L’ enquête  préliminaire sur le meurtre d’Hélène Lam Po Tang survenu à Baie du Tombeau, en 2010 se poursuit. Le chef du service médico-légal de la police, le Dr Sudesh Kumar Gungadin s’est expliqué sur la date du décès de la victime. L’accusé avait avoué avoir tué le 14 octobre 2010, lui a estimé la mort 24 heures plus tôt.

La poursuite publique apporte de nouveaux éléments contre celui accusé du meurtre d’Hélène Lam Po Tang. Lors de la reprise des travaux de l’enquête préliminaire en cour de Pamplemousses ce vendredi 2 décembre, le Dr Sudesh Kumar Gungadin, chef du service médico-légal de la police, a révélé que Sanjeev Nunkoo lui a confié avoir bien assassiné la femme de son patron, Gary. C’était, lors de l’examen médical de rigueur pour tout suspect dans une affaire d’homicide, le 2 novembre 2010.

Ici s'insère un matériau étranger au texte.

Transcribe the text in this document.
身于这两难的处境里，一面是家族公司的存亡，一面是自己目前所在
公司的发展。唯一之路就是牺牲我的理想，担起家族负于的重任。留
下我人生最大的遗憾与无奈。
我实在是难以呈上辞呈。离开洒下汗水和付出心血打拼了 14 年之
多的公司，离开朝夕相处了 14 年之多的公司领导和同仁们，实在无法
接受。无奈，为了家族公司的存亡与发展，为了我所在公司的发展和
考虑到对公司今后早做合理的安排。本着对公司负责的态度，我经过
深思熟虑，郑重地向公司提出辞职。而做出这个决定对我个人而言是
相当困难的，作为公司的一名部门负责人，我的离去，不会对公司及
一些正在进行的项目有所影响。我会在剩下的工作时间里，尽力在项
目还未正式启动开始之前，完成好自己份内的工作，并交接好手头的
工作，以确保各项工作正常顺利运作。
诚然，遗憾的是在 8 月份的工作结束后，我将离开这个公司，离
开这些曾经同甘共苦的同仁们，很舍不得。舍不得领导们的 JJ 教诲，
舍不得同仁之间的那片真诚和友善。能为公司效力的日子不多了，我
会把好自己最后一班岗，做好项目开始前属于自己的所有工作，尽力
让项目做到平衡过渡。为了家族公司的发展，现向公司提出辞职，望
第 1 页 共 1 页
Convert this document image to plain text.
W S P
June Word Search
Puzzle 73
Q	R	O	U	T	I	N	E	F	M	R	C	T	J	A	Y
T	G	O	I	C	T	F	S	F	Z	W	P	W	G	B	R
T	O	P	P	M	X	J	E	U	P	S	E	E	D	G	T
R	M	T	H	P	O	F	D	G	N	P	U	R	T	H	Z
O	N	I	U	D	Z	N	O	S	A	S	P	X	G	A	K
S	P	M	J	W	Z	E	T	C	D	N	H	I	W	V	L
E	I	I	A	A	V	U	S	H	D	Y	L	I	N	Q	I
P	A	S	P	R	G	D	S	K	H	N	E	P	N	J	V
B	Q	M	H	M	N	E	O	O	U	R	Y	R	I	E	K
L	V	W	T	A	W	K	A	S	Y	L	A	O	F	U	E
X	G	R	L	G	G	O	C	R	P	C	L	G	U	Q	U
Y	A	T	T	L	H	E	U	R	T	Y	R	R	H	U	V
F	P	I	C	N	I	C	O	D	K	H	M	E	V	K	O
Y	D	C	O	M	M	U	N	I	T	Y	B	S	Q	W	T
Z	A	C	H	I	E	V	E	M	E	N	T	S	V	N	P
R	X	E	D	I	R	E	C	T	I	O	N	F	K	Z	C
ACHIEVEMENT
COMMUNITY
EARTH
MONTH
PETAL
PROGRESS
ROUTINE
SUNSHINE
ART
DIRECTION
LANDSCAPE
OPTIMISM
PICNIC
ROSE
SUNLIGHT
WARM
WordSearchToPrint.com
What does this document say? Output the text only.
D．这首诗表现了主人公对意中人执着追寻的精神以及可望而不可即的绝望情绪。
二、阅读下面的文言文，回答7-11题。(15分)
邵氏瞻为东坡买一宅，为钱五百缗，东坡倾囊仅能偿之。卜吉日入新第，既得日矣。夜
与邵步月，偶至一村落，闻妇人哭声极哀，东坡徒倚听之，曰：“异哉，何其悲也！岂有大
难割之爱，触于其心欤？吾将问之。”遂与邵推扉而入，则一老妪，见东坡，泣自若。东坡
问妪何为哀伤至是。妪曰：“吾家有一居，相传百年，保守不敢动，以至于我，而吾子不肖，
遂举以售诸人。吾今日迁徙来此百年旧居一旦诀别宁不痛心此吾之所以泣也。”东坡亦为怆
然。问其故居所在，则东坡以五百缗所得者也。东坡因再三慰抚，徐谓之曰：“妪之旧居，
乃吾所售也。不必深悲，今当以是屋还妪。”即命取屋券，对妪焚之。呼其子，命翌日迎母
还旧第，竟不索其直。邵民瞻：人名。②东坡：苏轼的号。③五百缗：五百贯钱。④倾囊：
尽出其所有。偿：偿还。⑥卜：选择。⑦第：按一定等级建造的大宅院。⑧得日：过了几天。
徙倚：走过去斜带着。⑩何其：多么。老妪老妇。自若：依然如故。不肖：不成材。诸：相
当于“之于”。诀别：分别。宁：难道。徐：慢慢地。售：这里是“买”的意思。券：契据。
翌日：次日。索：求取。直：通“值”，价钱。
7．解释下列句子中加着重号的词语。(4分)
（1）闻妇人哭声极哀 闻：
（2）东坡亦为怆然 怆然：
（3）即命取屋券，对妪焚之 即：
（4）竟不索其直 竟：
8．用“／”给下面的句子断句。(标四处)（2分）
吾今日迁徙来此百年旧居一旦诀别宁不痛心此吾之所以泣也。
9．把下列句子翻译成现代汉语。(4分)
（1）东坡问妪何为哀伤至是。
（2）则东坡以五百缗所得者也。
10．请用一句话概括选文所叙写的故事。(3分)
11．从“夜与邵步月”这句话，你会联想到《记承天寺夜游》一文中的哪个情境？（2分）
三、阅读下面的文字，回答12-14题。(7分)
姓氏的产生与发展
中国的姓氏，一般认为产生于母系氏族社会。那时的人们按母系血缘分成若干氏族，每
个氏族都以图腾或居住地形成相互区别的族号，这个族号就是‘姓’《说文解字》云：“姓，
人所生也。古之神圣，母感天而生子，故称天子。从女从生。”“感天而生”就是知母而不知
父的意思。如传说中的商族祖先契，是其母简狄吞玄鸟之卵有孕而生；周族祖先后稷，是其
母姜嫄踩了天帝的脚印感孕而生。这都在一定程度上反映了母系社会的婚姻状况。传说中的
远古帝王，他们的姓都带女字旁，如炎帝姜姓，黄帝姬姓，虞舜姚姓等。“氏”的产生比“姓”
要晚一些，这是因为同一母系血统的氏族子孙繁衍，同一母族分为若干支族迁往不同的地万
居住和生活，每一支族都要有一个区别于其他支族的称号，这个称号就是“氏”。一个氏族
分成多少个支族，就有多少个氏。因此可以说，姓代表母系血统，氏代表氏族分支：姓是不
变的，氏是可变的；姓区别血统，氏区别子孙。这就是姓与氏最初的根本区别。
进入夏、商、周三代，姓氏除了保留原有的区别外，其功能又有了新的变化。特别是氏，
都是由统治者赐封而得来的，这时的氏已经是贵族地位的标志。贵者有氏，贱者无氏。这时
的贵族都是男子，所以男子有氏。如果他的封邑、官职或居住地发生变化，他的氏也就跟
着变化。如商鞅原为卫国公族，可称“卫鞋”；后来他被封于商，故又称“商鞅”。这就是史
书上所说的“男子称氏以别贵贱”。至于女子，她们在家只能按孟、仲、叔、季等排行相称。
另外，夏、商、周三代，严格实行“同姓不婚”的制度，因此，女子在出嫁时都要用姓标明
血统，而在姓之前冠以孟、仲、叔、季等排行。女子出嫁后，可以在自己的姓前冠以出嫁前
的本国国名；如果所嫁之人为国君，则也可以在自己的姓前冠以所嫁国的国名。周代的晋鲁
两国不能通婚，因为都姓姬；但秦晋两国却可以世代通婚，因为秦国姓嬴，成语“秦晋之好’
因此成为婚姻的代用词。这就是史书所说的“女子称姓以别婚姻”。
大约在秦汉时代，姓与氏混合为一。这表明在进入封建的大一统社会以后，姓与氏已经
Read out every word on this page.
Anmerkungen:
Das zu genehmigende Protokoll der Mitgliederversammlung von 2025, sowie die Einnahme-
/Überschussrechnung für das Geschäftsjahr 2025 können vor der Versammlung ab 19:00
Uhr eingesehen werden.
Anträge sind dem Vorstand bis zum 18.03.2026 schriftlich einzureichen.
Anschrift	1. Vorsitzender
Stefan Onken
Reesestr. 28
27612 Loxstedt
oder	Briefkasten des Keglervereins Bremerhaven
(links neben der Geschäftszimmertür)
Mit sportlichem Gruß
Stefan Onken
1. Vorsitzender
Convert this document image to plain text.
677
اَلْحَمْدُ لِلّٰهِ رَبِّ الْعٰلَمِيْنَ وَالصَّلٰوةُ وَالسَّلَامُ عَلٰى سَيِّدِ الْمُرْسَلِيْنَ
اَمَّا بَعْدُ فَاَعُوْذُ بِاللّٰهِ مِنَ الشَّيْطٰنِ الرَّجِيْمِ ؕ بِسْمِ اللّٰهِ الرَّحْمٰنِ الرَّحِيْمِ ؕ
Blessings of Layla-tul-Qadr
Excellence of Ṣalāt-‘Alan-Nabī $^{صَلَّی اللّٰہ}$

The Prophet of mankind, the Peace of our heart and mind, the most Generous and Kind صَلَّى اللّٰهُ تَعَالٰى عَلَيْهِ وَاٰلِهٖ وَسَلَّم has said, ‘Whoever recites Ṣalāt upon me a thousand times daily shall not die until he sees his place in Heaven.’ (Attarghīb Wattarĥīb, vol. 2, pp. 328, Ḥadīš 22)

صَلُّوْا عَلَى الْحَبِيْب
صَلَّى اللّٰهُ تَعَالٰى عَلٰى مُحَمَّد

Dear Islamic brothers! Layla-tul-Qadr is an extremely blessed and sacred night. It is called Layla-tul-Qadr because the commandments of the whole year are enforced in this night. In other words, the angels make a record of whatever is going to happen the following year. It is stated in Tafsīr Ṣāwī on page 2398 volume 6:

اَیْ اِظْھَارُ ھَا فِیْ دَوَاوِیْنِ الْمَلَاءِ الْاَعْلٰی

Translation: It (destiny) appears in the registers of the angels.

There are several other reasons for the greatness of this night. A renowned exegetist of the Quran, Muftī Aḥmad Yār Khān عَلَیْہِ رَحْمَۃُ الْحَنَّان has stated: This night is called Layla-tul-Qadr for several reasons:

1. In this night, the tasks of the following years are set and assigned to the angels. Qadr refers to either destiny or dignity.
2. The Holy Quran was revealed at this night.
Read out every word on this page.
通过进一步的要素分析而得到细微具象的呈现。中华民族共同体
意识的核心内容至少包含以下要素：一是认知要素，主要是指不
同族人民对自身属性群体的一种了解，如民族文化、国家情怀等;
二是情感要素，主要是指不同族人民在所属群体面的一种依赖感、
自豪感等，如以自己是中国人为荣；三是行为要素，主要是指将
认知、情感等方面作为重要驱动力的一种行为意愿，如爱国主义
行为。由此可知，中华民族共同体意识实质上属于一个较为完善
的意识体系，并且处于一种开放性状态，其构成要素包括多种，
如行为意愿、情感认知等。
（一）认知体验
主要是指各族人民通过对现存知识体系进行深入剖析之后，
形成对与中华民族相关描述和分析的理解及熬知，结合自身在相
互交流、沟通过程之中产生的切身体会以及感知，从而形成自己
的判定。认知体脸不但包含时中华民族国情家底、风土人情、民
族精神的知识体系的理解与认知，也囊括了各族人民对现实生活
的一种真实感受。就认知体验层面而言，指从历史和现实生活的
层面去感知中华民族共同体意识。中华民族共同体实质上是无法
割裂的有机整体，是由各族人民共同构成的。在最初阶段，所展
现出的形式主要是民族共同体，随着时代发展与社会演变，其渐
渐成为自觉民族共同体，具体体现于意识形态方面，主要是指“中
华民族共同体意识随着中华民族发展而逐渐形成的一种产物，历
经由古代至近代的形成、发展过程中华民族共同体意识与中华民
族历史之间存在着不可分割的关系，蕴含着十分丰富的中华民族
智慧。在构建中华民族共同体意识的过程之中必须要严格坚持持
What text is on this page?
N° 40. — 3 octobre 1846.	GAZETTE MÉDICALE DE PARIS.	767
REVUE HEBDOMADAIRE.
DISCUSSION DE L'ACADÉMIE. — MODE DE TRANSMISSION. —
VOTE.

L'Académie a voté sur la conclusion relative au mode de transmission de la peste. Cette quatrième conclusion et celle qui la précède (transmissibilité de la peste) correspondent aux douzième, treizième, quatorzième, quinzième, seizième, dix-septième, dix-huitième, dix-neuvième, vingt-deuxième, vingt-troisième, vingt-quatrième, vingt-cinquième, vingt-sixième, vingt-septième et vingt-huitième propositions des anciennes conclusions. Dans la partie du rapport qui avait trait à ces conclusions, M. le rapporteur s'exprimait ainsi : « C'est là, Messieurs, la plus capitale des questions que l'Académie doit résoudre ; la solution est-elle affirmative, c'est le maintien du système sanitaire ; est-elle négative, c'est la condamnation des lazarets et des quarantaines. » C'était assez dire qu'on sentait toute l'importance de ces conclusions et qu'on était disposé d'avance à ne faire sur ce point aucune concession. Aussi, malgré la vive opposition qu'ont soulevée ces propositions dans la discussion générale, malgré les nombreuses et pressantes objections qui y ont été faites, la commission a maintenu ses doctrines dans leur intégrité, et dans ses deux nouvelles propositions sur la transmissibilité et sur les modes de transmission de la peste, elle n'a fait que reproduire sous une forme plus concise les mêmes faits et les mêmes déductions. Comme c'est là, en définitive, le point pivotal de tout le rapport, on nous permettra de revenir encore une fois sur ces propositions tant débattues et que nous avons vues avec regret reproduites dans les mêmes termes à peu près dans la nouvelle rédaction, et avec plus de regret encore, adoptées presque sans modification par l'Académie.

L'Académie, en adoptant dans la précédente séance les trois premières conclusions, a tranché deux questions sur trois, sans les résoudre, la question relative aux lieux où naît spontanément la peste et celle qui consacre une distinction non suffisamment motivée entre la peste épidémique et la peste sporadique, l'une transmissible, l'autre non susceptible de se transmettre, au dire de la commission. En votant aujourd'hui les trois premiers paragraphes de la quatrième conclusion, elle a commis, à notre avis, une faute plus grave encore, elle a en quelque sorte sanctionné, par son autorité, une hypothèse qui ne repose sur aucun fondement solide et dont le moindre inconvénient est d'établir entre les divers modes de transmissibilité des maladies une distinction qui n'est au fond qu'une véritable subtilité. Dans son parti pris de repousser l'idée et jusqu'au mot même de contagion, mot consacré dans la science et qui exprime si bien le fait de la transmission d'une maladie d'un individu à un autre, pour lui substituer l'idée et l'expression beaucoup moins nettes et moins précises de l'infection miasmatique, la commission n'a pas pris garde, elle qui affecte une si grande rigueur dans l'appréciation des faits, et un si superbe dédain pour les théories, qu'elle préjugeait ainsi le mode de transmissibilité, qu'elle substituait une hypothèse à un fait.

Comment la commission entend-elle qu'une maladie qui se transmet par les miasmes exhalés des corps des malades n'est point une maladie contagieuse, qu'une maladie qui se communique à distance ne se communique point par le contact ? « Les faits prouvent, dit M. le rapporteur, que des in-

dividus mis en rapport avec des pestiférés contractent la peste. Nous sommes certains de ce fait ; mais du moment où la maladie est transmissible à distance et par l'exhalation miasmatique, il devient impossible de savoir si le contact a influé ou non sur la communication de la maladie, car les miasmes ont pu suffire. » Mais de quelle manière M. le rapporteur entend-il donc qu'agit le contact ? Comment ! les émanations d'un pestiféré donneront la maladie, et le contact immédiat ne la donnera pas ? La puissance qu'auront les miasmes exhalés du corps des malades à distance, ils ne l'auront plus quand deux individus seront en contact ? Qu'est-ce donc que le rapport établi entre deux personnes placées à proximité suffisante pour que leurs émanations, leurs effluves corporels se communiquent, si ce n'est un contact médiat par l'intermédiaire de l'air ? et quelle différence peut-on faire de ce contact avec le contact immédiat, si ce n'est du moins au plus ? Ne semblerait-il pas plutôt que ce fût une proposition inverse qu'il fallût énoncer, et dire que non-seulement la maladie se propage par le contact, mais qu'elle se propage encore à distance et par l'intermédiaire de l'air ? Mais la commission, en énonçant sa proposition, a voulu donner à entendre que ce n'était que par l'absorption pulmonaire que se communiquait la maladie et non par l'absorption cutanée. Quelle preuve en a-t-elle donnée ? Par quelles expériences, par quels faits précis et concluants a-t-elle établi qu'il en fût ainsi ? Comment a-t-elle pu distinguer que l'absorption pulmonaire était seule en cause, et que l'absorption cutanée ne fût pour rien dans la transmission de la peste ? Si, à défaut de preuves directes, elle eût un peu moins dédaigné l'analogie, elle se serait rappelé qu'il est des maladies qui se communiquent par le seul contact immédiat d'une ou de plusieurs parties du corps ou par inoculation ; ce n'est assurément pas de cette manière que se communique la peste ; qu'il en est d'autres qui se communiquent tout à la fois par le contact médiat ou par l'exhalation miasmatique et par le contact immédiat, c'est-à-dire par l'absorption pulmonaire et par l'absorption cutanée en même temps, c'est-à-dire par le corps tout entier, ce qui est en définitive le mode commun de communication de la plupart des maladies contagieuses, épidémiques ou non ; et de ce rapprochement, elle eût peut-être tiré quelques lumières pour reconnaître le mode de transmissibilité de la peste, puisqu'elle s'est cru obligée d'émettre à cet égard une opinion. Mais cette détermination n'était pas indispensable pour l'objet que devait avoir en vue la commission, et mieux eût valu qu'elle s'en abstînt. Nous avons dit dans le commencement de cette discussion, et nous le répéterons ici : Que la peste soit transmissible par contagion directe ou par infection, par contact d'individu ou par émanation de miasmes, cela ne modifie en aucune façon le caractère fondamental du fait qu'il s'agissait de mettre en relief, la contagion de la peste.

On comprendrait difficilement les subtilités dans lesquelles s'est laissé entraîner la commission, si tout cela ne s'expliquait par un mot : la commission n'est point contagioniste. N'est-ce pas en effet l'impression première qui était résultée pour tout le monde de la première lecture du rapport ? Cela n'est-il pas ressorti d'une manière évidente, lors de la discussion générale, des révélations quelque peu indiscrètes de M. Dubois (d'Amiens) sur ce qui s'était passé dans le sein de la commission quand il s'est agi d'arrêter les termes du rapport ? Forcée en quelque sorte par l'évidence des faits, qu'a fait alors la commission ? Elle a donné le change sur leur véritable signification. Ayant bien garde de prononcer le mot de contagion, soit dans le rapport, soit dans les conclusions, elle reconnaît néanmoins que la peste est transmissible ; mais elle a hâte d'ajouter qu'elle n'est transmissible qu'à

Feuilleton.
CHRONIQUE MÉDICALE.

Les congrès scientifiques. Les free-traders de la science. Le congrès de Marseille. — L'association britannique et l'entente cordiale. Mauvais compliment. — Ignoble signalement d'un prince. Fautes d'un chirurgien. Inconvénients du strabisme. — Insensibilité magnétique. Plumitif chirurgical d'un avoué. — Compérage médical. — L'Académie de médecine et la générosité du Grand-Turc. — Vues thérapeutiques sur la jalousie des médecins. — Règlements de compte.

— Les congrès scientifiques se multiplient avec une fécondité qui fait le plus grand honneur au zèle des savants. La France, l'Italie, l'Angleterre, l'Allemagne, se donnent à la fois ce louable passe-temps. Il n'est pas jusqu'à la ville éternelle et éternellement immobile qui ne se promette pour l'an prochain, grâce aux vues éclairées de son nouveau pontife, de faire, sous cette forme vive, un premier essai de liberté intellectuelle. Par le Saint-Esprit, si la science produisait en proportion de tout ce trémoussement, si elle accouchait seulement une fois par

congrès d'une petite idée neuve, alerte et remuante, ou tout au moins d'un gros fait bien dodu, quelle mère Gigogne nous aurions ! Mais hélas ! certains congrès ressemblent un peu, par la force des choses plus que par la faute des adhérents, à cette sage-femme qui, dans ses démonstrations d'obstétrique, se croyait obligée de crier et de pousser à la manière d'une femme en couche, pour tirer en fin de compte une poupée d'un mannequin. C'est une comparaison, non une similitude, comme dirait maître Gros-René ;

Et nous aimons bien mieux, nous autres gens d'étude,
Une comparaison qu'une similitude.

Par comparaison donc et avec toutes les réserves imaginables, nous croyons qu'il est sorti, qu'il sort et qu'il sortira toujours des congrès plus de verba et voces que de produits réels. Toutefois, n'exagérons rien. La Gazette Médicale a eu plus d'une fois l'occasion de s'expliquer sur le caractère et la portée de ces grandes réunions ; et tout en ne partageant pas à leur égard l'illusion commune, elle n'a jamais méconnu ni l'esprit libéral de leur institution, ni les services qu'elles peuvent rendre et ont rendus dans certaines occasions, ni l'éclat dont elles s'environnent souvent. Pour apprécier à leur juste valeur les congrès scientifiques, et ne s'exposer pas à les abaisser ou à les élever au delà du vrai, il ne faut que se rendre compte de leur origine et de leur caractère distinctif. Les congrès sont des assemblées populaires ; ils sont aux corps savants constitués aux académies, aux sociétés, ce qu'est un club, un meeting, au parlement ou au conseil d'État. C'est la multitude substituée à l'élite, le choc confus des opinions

Le médecin légiste a aussi eu à répondre sur la polémique entourant l’heure du décès de l’ancienne enseignante à son domicile à Baie-du-Tombeau. D’un coté, au tout début de l’affaire, la police a estimé la date du décès dans la nuit du 14 octobre. Sanjeev Nunkoo a avoué avoir commis le crime à cette date mais sur le rapport d’autopsie, c’est le 13 octobre qui figure en bonne place.

Contre-interrogé quant à cette disparité par l’avocat de l’accusé, Me Rama Valayden, le Dr Gungadin a expliqué que la médecine-légale n’est pas une science exacte. Et qu’il existe un créneau de 24 à 36 heures quant à l’heure exacte à laquelle on peut situer le décès d’une personne. D’autres donnés doivent être pris en compte, tel la façon la personne a été tuée, mais là aussi les études effectuées à ce sujet à ce jour ont été faites dans les pays nordiques et non sous les tropiques.

L’expert a également détaillé les coups infligés à la victime. Sur les 28 coups qui lui ont été infligés, deux ont atteint le cœur, mais au vu des différentes blessures, il ne peut dire lequel a été fatal à la sexagénaire. Le médecin doit être contre-interrogé le 8 et le 9 décembre.